Monday, September 27, 2010

GOP's old contract born again as a pledge .

HOW TO YOU LIKE THAT? I had long left Newt Gingrich's Contract with America for dead, but after all of these years along comes the Republicans' Pledge to America. Alas, as presented to us by John Boehner in between his golf outings via corporate jets, it would have been easy enough to confuse it with that spray-on polish that brightens your furniture. As some observers have quickly pointed out, it was another superficial wipe-on to clean up a political culture that thrives on earmarks, taxing the rich and relieving hospital emergency rooms of unfortunate folks without health insurance.

Why, beyond the normal excesses of political rhetoric, does Boehner insist on dragging out the GOP's well-worn notions - a 'manifesto" says Rupert Murdock's Wall Street Journal - to bamboozle the public into believing it is on the fast track to prosperity? Largely it is a party so eager to regain power that it can only do so by cooking the figures - a tactic that it holds dearly.
Not being one of the party's mathematicians, I keep waiting for someone to explain how you can cut billions in taxes, balance the budget and live happily ever after. Nobody can. That's the beauty of the magic polish to give new life to a party myth that is as old as a mature olive tree.

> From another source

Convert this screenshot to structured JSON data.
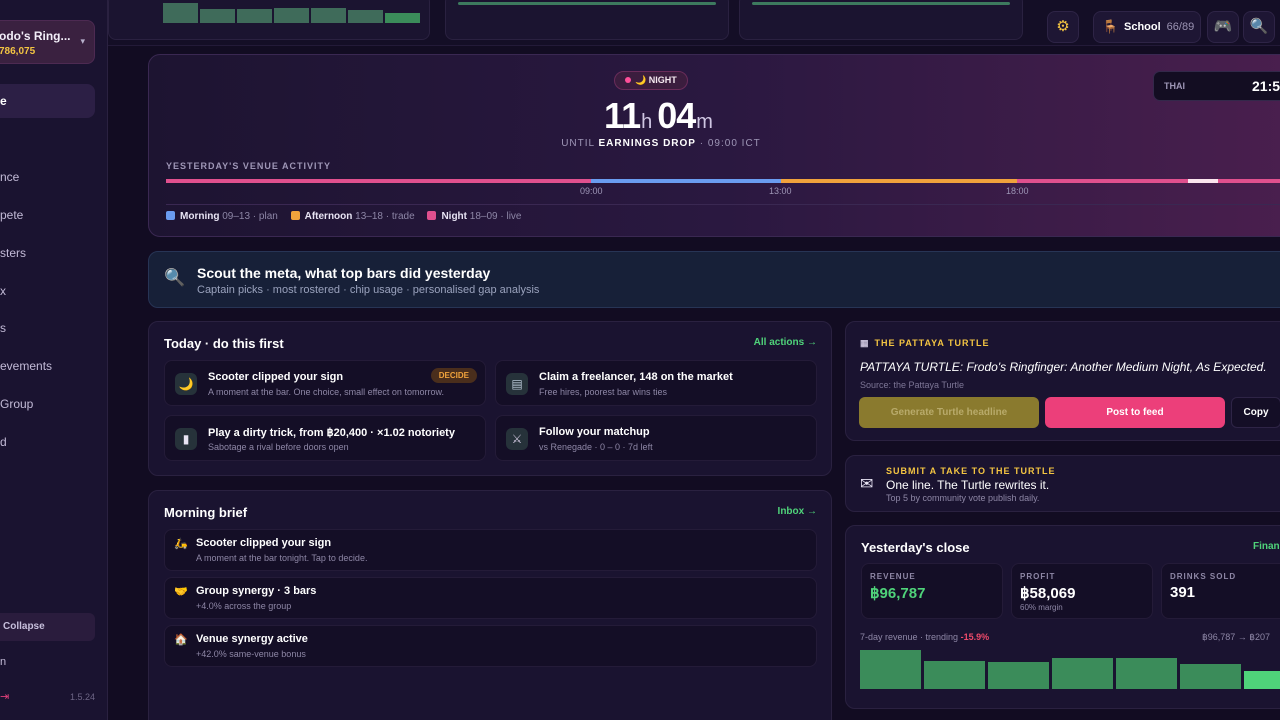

This pledge is nothing more than a cynical revival by GOP politicians in empty suits who won't have a clue once they get into office to spend more time with their lobbyists. As for Boehner, who is commonly known as the leading recipient of perks from well-positioned lobbyists (R.J. Reynolds, MillerCoors, etc.) he can ill-afford to ignore the fattest cats if he wants them to continue to host his pleasure outings and ritzy hotels.

He had better get the job done. There's also another coalition of rightwing outfits with names like FreedomWorks, Liberty Control and Tea Party 365, that is up and running as the "Contract from America." Honest. With America? From America? To America? With so many
maniacal Tea Party bleaters running for office today, we can only hope that when the New House of Representatives begins its labors to, say, abolish health care and move the government to Birmingham or Hilton Head Island, the next proclamation won't more accurately be a Contract After America - after, that is, the neo-anarchists take over.